« Ô temps! Suspends ton vol… »
Alphonse de Lamartine
Il y eut un temps où l’on parlait volontiers de l’accélération de l’histoire. Puis, de la fin de l’histoire. Je me demande comment diable qualifier l’époque actuelle. Le turbine de la trotteuse? L’accélérateur de particules numériques? Le TGV aveugle? Sur la planète du Petit Prince, il faudrait allumer-éteindre le réverbère chaque nanoseconde. Dans les limites d’une petite année du bon vieux calendrier grégorien, on a le sentiment que le réel nous a dépassés comme un chauffard fou qui nous prend par surprise sur la route du quotidien. Le grand paradoxe, c’est que, dans les faits, nous marchons sur deux axes parallèles qui vont en sens opposés. D’une part, tout va trop vite en nous précipitant dans un avenir que nous ne pouvons plus anticiper. D’autre part, nous sommes entraînés dans une marche arrière dont la ligne d’horizon nous est bien trop connue. Sur un rail, la technologie fonce vers ce qu’elle prétend être un « progrès » inimaginable. Sur l’autre rail, le politique nous ramène à l’ère des empires qui, faut-il le rappeler, se sont effondrés pendant la Première Guerre mondiale… après y avoir conduit. Un instant, on regarde d’un côté pendant que la menace vient de l’autre. Même le hibou, dont l’axe de rotation de la tête est de 270o, ne pourrait pas y survivre.
Si on ajoute à cela les aléas de la vie ordinaire, ceux qui occupent et préoccupent au fil des jours, ça fait beaucoup. Trop. Il y a des limites à ce que l’on peut absorber. D’où la tentation bien légitime de se retirer en soi, de se protéger à l’image du tatou qui se met en boule sous la menace.

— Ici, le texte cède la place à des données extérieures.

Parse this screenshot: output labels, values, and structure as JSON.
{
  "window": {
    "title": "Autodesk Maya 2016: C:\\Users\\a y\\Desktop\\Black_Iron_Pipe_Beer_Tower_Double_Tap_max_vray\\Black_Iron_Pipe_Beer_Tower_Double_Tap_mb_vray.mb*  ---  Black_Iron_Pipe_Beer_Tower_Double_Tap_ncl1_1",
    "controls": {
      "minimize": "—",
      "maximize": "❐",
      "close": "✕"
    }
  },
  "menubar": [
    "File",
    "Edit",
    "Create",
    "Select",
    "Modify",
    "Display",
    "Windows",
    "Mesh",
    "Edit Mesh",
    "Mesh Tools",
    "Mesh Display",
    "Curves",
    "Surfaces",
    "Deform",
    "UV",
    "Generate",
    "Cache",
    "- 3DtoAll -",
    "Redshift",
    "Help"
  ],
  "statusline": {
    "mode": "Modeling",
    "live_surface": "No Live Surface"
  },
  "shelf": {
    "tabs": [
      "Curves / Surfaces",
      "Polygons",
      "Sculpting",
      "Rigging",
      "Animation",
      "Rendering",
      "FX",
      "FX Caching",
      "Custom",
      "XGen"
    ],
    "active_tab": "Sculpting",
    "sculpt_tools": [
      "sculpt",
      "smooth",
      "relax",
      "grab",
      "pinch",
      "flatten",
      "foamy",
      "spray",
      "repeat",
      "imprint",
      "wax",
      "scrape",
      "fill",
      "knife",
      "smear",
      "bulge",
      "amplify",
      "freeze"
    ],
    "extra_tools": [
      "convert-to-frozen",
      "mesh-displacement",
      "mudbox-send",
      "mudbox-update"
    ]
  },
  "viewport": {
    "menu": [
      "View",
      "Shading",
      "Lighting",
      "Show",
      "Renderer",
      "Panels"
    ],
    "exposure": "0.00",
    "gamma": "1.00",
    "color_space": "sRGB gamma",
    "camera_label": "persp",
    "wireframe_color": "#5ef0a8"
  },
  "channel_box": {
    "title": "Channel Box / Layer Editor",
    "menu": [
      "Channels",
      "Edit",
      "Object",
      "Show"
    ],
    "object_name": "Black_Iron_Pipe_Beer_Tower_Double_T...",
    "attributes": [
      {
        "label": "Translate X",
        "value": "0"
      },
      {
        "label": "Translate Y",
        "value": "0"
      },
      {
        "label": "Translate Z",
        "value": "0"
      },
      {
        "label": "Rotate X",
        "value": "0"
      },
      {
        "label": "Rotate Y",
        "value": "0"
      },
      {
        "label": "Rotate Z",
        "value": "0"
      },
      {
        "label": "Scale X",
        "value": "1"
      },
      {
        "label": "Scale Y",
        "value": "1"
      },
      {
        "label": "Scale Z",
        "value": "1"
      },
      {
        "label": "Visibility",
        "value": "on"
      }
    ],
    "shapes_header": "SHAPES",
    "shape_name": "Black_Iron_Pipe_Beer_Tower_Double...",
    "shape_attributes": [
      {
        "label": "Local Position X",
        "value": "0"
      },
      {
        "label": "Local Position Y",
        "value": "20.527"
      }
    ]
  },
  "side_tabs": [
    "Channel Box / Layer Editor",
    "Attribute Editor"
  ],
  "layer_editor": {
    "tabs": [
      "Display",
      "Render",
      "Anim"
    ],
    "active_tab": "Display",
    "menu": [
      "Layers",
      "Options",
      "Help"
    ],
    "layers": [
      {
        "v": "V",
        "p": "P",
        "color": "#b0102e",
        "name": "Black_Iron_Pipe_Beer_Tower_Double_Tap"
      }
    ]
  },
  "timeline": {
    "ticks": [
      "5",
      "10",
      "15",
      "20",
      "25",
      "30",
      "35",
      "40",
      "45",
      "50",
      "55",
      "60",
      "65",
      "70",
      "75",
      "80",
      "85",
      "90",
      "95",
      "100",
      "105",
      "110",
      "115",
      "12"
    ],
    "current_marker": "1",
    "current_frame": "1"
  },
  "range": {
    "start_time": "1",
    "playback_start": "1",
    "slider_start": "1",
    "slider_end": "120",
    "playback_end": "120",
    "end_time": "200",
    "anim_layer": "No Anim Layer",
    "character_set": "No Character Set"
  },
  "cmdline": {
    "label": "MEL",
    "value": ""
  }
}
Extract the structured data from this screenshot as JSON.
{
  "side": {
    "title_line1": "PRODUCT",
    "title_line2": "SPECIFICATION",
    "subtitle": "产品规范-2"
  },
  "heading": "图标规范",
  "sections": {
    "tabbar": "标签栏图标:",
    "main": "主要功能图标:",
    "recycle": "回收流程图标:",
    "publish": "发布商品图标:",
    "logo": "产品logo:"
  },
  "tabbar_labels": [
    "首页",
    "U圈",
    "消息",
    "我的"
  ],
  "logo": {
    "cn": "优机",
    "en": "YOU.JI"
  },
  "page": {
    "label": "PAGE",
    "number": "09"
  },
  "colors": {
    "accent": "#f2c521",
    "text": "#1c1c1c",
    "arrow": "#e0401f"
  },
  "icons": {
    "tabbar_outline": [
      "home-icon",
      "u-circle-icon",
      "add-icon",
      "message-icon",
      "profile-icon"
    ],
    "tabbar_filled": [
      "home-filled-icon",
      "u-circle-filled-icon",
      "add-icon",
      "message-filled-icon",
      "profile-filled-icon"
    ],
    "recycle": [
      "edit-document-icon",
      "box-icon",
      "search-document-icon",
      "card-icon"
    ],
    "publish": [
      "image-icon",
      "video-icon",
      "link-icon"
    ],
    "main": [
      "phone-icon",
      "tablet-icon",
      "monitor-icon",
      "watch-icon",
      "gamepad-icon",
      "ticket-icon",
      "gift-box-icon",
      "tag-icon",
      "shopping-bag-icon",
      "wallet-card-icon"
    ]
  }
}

Je l’avoue : j’ai passé les premiers mois de l’année à limiter mon exposition aux informations. Une séance de radiojournal par jour. Pas plus. Je traversais une sérieuse épreuve personnelle. Pas question de me laisser abattre par les malheurs de la planète. Une décision parfaitement égoïste. Je sais que je ne suis pas seul. Combien de fois ai-je entendu : « Je ne suis plus capable. Je m’occupe de mes affaires et je fais mon petit bonheur. »
La tentation du repli est légitime. Un réflexe de survie, en quelque sorte. Si chacun s’effondre, le monde ne s’en portera pas mieux. Au contraire. Cela étant, la gestion d’une saine hygiène mentale n’est pas incompatible avec l’ambition d’agir pour le bien commun. D’abord parce que « se protéger » ne signifie pas « s’isoler ». Le lien social effectif (pas numérique) est un puissant antidépresseur. Parce qu’il permet de ne pas perdre pied avec ce qui reste malgré tout : notre humanité. Et cela se réalise dans la rencontre de l’autre, dans toute son altérité, et dans la conversation. Pas dans des statuts FB ou Insta. Les pontes de la techno et les politiciens dominants ont ceci en commun : ils favorisent l’esseulement et la division. C’est le carburant de leur pouvoir. S’entêter à rester humain ensemble, c’est le premier acte de résistance.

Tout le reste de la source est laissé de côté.